The internal bickering and bargaining has been intense, with Pittsburgh AD Steve Peterson and Rutgers AD Tim Pernetti having the loudest voices in the room but different agendas. Pernetti has argued the hardest for the bigger formula, i.e. 12 teams in football, 19 or 20 in basketball.

Outwardly, the Big East has tried to put on a “we are family’’ face. It’s not working.

Who is to blame? Maybe everyone.

The latest issue came this week when the Big East, with its contract for football and men’s basketball with ESPN running out after the 2012-13 season, turned down an offer from the network that insiders say would have paid Big East schools in the neighborhood of $11 million each.

ESPN told the Big East that was its best offer, considering that marquee such schools as Penn State, Maryland, Notre Dame, and Boston College were not coming through the door as the No. 10 team in football. ESPN was content to take a chance on TCU and perhaps Central Florida with a fair-market offer.

The Big East power base said, “No. We can wait and get a better offer.’’

That is not likely to happen. In fact, less money might be on the table when the Big East does get around to finalizing its television contract.

“I think there’s been a general realization that college football television rights have been undervalued,’’ West Virginia athletic director Oliver Luck told the Metro News in Morgantown, W.Va. “Every commissioner has realized that.

“There have been some big deals out there. The SEC signed a blockbuster. The Big Ten now has its own network. The Pac-12 schools have in effect quadrupled and in some cases quintupled the television revenue they will be looking at in the coming years.

“I think patience is a virtue. We sort of tumbled into it, but sometimes it is better to be lucky than smart, I suppose.’’

There is a third possibility: Neither lucky nor smart.

There may be more trouble coming for the Big East if the Big Ten decides to move forward again in a few years; already there are rumblings that it might go to 14 teams, with an eye on Georgia Tech and Maryland, which would significantly increase its television footprint.

If that happens, the ACC will be forced to react (UConn? Syracuse? Rutgers?) with what surely would be a fatal blow to Big East football.

“We have to have an identity,’’ said Marinatto, while adding that he isn’t sure what that identity will be once all of the deals are done.

Marinatto concedes he is taking a gamble, but he may have a hole card if NBC/Comcast and Fox come in and elevate the offer in the fall of 2012.

“It’s the bottom of the ninth, and we’re at bat,’’ said Marinatto, meaning that all the other conference contracts are done. “We need to get the best deal we can get to help secure our future.’’

Then there is the ongoing basketball/football battle being waged internally in the Big East.
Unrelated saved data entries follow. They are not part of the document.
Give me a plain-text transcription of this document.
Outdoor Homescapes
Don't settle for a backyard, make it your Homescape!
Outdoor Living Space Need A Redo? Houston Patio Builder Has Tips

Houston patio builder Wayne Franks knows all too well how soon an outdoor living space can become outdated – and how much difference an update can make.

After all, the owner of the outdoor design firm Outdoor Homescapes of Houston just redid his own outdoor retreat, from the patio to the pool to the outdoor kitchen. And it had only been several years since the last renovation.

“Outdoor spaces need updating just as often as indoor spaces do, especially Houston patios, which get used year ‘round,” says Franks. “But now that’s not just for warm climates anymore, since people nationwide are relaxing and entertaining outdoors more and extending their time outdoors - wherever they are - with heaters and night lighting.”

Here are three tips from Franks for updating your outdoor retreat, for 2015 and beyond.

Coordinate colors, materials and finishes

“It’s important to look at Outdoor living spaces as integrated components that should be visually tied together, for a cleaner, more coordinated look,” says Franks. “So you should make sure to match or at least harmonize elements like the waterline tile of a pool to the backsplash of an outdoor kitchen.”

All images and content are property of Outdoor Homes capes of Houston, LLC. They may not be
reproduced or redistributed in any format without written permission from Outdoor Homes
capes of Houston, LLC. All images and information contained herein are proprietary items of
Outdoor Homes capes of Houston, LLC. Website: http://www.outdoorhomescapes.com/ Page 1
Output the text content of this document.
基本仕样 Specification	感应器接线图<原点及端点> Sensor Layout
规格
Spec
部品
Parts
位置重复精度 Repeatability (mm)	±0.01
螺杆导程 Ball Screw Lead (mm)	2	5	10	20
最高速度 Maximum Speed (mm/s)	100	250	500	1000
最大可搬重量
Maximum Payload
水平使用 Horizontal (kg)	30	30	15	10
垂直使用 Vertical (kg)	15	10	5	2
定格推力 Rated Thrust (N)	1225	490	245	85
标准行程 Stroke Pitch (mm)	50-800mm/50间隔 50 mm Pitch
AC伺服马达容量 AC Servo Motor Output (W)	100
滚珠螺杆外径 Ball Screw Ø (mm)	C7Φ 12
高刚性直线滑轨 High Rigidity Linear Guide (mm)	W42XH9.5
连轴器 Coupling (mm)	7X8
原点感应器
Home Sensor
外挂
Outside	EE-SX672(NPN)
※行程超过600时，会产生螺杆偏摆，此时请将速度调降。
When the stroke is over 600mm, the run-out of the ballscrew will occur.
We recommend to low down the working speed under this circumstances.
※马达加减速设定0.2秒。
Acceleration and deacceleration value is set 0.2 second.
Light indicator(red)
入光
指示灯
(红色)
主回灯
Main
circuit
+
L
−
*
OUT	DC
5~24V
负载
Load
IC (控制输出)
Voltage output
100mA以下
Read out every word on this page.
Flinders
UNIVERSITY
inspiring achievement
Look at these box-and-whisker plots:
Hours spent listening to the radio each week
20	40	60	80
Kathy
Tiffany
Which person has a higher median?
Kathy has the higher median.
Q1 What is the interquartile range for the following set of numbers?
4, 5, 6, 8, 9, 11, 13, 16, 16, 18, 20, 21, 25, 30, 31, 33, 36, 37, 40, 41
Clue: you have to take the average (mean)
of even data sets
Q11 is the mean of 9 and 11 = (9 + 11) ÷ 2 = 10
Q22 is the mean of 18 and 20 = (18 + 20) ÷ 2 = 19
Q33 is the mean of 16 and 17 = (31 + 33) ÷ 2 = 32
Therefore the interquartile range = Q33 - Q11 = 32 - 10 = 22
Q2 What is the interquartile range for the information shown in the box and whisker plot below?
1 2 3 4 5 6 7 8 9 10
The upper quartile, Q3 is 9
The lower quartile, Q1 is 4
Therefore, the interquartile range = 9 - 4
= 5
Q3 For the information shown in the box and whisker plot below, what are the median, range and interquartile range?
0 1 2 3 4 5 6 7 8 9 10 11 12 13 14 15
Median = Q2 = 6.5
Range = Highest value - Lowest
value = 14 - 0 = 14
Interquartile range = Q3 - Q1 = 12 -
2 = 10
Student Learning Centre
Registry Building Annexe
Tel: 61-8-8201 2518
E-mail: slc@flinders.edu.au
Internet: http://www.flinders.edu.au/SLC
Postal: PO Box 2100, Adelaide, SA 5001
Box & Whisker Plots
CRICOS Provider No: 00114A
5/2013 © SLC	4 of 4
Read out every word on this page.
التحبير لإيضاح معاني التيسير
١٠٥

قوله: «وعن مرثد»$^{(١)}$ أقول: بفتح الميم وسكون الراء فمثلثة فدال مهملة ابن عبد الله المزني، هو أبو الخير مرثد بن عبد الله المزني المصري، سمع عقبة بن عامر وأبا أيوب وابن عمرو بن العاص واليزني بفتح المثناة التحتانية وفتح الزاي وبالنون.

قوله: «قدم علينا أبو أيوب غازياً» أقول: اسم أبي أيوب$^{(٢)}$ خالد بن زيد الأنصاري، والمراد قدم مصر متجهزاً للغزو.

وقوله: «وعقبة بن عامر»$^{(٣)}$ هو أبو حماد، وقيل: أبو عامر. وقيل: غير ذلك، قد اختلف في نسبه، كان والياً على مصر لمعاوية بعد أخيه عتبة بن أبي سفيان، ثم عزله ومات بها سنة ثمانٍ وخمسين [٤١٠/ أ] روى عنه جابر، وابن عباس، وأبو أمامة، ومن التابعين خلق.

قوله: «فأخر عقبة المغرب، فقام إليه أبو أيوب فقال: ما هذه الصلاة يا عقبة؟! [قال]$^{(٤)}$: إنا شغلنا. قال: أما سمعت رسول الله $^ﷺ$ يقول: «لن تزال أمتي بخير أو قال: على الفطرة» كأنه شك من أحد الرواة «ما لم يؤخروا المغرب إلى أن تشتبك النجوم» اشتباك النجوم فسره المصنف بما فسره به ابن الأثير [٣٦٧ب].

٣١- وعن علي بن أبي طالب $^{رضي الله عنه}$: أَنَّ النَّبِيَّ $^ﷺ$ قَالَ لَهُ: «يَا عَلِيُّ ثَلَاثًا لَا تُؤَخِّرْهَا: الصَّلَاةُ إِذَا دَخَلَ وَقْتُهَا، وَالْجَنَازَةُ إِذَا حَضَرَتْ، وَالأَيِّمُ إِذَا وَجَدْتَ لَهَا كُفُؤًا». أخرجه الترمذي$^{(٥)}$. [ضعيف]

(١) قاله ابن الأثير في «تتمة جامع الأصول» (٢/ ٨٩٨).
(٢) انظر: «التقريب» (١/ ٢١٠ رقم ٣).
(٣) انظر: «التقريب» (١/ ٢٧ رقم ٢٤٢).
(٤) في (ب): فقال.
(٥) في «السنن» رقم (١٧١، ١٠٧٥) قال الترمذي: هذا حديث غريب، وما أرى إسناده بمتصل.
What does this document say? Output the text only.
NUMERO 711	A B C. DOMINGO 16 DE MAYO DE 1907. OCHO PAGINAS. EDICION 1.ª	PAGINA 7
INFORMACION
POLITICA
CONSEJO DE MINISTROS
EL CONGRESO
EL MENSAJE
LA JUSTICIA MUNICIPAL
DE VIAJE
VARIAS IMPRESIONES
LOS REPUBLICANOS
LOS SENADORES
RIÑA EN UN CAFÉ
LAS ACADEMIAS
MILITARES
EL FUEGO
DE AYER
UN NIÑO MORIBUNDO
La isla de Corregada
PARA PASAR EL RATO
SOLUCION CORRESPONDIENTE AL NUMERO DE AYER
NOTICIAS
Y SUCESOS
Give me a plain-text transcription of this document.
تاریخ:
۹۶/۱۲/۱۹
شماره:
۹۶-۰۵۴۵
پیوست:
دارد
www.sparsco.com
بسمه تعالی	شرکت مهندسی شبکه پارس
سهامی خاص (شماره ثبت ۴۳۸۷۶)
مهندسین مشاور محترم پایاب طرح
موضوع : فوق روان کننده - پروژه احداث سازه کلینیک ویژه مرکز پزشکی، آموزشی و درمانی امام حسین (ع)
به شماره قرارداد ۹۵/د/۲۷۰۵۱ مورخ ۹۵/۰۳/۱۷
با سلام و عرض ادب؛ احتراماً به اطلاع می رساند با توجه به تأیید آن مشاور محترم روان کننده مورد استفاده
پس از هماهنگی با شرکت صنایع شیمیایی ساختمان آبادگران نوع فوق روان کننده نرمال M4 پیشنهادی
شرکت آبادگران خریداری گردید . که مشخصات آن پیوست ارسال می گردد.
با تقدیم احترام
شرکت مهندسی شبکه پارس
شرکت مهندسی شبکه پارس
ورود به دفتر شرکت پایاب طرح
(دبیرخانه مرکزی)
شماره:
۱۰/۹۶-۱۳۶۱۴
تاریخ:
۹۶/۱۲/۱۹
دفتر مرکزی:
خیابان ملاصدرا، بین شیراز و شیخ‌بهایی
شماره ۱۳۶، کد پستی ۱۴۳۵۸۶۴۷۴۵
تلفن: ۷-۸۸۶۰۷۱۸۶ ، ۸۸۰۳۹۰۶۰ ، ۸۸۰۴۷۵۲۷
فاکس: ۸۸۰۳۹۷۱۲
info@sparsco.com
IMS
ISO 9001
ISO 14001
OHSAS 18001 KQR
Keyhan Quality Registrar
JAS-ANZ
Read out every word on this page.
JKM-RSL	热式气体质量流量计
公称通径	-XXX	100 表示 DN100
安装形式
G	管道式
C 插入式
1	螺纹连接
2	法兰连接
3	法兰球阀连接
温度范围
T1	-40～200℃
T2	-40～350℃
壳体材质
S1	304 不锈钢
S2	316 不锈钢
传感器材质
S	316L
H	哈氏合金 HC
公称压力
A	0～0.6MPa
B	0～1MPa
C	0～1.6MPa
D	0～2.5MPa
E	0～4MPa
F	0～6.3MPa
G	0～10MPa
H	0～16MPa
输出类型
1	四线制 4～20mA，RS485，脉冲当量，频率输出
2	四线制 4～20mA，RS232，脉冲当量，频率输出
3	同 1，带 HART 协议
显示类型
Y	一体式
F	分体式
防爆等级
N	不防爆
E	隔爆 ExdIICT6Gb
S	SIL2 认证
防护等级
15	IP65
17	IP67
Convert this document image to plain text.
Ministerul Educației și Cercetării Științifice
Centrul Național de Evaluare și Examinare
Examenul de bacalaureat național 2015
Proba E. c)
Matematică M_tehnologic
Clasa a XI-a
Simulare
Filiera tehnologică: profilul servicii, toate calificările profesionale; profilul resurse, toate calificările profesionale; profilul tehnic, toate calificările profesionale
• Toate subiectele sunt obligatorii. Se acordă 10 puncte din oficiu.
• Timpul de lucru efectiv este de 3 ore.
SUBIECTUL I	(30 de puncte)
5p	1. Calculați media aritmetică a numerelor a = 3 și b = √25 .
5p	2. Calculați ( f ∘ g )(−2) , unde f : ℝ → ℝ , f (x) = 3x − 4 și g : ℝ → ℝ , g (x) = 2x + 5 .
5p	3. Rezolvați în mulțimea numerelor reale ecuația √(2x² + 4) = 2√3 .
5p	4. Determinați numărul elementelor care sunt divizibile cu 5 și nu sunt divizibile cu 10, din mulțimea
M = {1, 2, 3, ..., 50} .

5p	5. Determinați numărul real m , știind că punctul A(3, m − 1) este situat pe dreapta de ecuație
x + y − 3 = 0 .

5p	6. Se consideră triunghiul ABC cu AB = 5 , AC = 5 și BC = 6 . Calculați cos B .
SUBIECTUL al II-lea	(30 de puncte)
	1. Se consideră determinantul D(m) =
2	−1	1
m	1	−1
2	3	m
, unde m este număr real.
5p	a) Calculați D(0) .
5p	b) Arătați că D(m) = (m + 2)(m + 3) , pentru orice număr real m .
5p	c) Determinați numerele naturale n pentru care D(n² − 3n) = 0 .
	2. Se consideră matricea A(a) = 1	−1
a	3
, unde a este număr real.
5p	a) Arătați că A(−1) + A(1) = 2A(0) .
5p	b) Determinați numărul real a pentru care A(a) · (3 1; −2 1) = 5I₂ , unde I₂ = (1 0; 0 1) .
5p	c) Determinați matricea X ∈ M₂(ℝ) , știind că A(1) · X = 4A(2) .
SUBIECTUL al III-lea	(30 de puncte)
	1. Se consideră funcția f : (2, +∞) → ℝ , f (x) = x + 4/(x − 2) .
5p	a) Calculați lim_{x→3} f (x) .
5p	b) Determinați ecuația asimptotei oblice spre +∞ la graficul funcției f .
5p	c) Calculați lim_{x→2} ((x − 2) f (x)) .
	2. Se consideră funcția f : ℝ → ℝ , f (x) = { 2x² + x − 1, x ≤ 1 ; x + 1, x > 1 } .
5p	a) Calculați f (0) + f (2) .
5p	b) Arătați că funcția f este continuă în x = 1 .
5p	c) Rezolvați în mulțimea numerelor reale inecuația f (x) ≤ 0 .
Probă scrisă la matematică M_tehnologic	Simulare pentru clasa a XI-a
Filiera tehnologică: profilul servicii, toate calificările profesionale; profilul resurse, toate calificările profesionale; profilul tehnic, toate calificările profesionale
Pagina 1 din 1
The basketball schools are already frustrated by having to make a 16-team work. It could go to 18 and perhaps as many as 20 if some of the football schools get their wish to increase that sport to 12 teams, which would allow for a conference championship game and more money.

A basketball-football split seems a question of when, not if.

UConn coach Jim Calhoun foresees the split coming sooner rather than later, which would leave the Big East with an eight-team basketball league of Marquette, DePaul, Seton Hall, Villanova, Georgetown, St. John’s, Providence and perhaps Notre Dame and a football branch of UConn, Louisville, Cincinnati, South Florida, Pittsburgh, West Virginia, Syracuse, Rutgers, TCU, and, for the sake of argument, Central Florida.

To maximize the money, the Big East would need to add two teams — Army? Navy? Houston? Memphis? East Carolina? — to get back to the 12-team minimum for a football championship game. And it will need a television contract to make that worthwhile.

When Dave Gavitt was running the Big East, it was strictly a basketball conference whose members had similar agendas. When Mike Tranghese succeeded Gavitt, he guided the conference through basketball expansion and the creation of a football branch.

Suddenly the job became harder. Much harder, requiring strong leadership as well as internal unity to make it all work.

If Marinatto can pull it off, he deserves praise.

Right now, we don’t see it happening.